Gauguin no llevaba ni dos meses en la casa amarilla y las discusiones entre ambos se multiplicaban. Van Gogh estaba sufriendo. Era epiléptico y sufría de depresiones. Y estaba frustrado porque aún nadie compraba sus pinturas. Posiblemente bipolar y con trastorno obsesivo compulsivo, cambiaba de estado de ánimo todo el tiempo.

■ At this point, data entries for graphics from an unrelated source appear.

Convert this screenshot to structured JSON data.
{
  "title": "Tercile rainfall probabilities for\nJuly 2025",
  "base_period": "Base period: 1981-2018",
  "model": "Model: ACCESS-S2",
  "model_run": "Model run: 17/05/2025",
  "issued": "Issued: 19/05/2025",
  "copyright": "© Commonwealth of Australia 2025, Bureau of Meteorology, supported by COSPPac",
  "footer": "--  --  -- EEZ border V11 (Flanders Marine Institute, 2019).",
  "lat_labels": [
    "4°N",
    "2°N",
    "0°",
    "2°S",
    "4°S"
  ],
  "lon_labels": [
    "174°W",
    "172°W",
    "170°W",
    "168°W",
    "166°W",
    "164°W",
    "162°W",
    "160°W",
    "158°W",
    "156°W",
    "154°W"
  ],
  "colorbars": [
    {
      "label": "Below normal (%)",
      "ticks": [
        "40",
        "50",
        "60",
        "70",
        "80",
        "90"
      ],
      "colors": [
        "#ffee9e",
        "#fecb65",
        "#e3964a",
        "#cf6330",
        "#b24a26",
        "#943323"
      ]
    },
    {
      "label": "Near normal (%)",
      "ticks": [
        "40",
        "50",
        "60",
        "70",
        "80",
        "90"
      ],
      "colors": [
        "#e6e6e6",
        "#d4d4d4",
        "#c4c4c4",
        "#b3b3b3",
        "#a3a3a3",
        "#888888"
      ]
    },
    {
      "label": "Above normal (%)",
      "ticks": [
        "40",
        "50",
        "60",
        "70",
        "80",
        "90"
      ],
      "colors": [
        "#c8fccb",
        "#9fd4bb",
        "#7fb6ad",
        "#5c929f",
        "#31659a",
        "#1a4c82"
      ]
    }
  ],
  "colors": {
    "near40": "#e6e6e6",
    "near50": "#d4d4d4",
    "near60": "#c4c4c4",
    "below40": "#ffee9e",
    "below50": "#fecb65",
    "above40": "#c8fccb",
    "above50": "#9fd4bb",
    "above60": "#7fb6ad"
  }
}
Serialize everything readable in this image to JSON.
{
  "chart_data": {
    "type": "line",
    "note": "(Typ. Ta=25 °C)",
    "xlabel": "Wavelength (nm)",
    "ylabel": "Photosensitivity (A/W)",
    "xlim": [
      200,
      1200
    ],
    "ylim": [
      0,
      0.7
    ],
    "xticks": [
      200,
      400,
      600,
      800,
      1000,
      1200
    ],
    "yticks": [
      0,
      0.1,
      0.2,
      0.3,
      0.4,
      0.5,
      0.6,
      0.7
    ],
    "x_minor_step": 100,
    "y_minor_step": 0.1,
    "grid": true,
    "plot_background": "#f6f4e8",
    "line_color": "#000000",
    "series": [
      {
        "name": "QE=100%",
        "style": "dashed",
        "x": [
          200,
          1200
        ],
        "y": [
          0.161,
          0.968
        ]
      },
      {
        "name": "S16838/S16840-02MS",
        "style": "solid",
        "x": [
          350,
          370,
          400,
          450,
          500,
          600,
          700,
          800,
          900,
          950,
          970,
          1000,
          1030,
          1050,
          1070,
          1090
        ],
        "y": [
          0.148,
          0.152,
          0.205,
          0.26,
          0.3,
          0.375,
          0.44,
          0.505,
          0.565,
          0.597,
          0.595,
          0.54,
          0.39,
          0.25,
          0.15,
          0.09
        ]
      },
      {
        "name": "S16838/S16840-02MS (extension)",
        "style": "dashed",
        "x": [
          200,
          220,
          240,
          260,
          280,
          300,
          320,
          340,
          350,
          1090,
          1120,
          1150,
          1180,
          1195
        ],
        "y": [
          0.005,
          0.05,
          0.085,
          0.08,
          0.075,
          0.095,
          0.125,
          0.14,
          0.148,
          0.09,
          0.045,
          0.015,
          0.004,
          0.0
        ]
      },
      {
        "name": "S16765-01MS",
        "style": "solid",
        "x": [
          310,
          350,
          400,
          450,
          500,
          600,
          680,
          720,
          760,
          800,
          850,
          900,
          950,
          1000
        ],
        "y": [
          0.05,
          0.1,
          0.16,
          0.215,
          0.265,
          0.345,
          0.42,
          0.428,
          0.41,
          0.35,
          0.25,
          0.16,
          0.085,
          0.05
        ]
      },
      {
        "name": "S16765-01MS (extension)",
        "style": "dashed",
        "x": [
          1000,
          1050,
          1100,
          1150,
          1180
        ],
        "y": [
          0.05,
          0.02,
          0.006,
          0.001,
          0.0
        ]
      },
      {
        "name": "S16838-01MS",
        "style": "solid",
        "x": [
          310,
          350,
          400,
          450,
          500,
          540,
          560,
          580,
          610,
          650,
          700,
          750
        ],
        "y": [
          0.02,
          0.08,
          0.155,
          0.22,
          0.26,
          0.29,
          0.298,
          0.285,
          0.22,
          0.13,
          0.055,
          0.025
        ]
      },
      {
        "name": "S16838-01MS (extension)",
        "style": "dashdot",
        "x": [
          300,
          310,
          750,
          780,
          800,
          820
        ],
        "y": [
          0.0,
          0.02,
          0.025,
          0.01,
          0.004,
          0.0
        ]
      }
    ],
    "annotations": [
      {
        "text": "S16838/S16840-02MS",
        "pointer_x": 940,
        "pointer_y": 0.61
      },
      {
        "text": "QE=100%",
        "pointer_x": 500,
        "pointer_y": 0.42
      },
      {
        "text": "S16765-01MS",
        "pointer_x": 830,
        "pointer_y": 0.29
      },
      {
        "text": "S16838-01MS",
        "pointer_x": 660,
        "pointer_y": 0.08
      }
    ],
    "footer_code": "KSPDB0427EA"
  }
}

Nadie puede saber realmente qué sucedió la noche del 23 de diciembre de 1888. Gauguin fue el único testigo y declaró que Van Gogh lo había amenazado con una navaja. A la mañana siguiente, la policía encontró a Van Gogh inconsciente. Cuando sale del hospital, Gauguin ya no está, y él, melancólico, pinta sus famosos autorretratos con la oreja rota.

Remolinos como lucidez

Van Gogh llegó lúcido al psiquiátrico de San-Rémy. Él mismo explicó su diagnóstico. En una de las habitaciones instaló su taller y empezó a referirse a la pintura como “el pararrayos para mi enfermedad”. Los pinceles lo mantenían tranquilo entre ataques. Al pintar sintió que podía evitar volverse loco. Entonces aparecen los característicos remolinos en sus cuadros: torbellinos en los cielos, estrellas que brillan en círculo, tallos torcidos, cipreses. “Su enfermedad era destructora pero también madre de sus obras”, dice Simon Schama: “Esos remolinos no son síntoma de locura sino lo opuesto: su batalla contra la desintegración. Son salvajes, pero también la muestra de un hombre en total control de sus facultades pictóricas. Tenía los pies en la tierra más que nunca”.